Carey rebate críticas das equipes: “Não há almoço grátis”

O atual diretor da F1 detecta erros dos antigos administradores e critica os chefes das equipes

 

Em meio a um déficit de US$ 43 milhões, Chase Carey declarou que as escuderias devem compreender que não haverá “almoço grátis” na tentativa de desenvolver a modalidade.

Várias equipes se mostraram preocupadas em relação à alta queda nos lucros comerciais do último trimestre. Além disso, a renda distribuída será de US$ 273 milhões, ou seja, 13% menor que os US$ 316 milhões recebidos no ano passado.

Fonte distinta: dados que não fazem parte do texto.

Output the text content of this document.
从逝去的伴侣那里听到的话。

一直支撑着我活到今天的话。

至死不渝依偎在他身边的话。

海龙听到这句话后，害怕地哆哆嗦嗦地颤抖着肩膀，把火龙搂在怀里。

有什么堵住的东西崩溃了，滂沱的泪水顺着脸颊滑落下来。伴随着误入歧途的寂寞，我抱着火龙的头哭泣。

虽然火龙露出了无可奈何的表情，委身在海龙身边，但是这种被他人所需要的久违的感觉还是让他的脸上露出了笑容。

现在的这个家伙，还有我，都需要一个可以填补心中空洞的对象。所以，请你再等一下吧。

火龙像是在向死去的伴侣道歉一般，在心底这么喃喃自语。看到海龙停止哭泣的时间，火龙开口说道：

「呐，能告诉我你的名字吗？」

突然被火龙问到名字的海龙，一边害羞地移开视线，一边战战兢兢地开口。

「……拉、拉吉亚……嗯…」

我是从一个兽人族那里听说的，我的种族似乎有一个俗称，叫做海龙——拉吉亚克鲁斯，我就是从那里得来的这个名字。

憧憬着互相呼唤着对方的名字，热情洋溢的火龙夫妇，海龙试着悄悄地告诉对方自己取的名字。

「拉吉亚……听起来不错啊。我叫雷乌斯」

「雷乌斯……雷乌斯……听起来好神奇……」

“Acho que o esporte tem sido mal servido por um foco em curto prazo. Não tínhamos uma organização em que era possível desenvolver adequadamente para fazer o esporte crescer”, disse Carey sobre a gestão anterior. “Não tínhamos pesquisa, não tínhamos marketing, não tínhamos organização digital e se você não tem estas capacidades, você vai cair para trás.”

Chase desaprovou as medidas da Era Ecclestone na trajetória da F1.

O CEO da Liberty está ciente de que os times também não gostariam do aumento deste declínio nos próximos anos. Contudo garantiu que a única forma de desenvolver a receita é pensar em longo prazo. “Para fazer coisas como a demonstração em Londres ou eventos maiores para fãs, é preciso investimento. Porém, todos são investimentos para o futuro do esporte. Pela perspectiva das equipes, claro, todos querem ter almoço grátis e crescimento sem investimento.”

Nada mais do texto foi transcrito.